Nazi soldiers began taking Jewish people as prisoners in the Transylvania region in 1943 and packed them in box cars for 600 miles to the Mauthausen Concentration Camp in Austria. After watching his mother and other relatives get led away, destined for death, David was assigned to labor camps because he was young and strong.

He was able to speak 10 languages, and used his wit and personality to gain better assignments in the camp. This helped him avoid the gas chambers, but not a death march.

David weighed 80 pounds when he went on his first death march. The prisoners walked for six miles when they came to an intersection where refugees were crossing. He realized if he went back a few yards, he could blend in with the refugees. Putting on a raincoat from the ground, no one noticed as he snuck away.

David eventually made his way to a home where a woman fed him cheese and noodles, but she called the SS and he was recaptured.

On April 16, 1945, David went on his second death march. Exhausted, He went to the side of the road and sat down. An SS soldier put a pistol to the back of David’s head, jolting David back to his feet. After the soldier walked away, David realized no one was watching him.

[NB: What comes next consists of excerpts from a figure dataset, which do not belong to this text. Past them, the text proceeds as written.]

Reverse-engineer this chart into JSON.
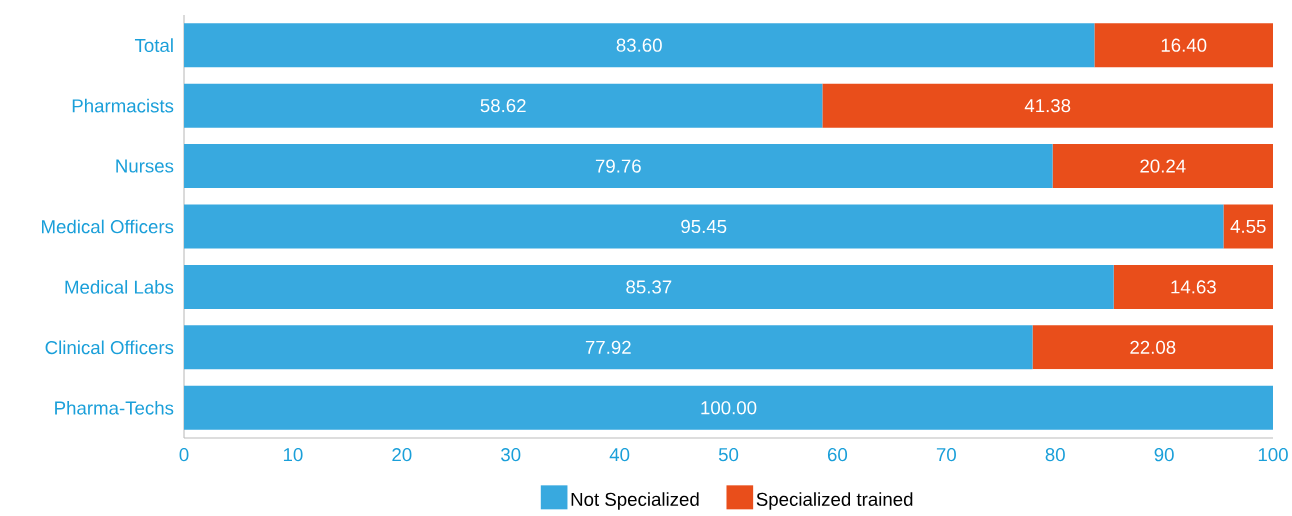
{
  "chart_data": {
    "type": "bar",
    "orientation": "horizontal",
    "stacked": true,
    "categories": [
      "Total",
      "Pharmacists",
      "Nurses",
      "Medical Officers",
      "Medical Labs",
      "Clinical Officers",
      "Pharma-Techs"
    ],
    "series": [
      {
        "name": "Not Specialized",
        "color": "#38a9df",
        "values": [
          83.6,
          58.62,
          79.76,
          95.45,
          85.37,
          77.92,
          100.0
        ],
        "value_labels": [
          "83.60",
          "58.62",
          "79.76",
          "95.45",
          "85.37",
          "77.92",
          "100.00"
        ]
      },
      {
        "name": "Specialized trained",
        "color": "#e94e1b",
        "values": [
          16.4,
          41.38,
          20.24,
          4.55,
          14.63,
          22.08,
          0
        ],
        "value_labels": [
          "16.40",
          "41.38",
          "20.24",
          "4.55",
          "14.63",
          "22.08",
          null
        ]
      }
    ],
    "xlim": [
      0,
      100
    ],
    "xticks": [
      0,
      10,
      20,
      30,
      40,
      50,
      60,
      70,
      80,
      90,
      100
    ],
    "legend": "bottom"
  }
}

He escaped again, this time to a home in the woods, where the Freedman family hid him. The Allies defeated the Nazis three weeks later. After the war, David recovered in the hospital with tuberculosis, pneumonia and typhus.

Jack returned to visited the Mauthausen Concentration Camp in 2016, and traced the spots where his father marched and escaped, including the home of the Freedman family.

“Standing in front of his house where I knew my father had hidden for 3 weeks, it was like standing in the hospital where you were born,” Jack said. “This is where I came from . Without this, I would not be here. I found that overwhelming.”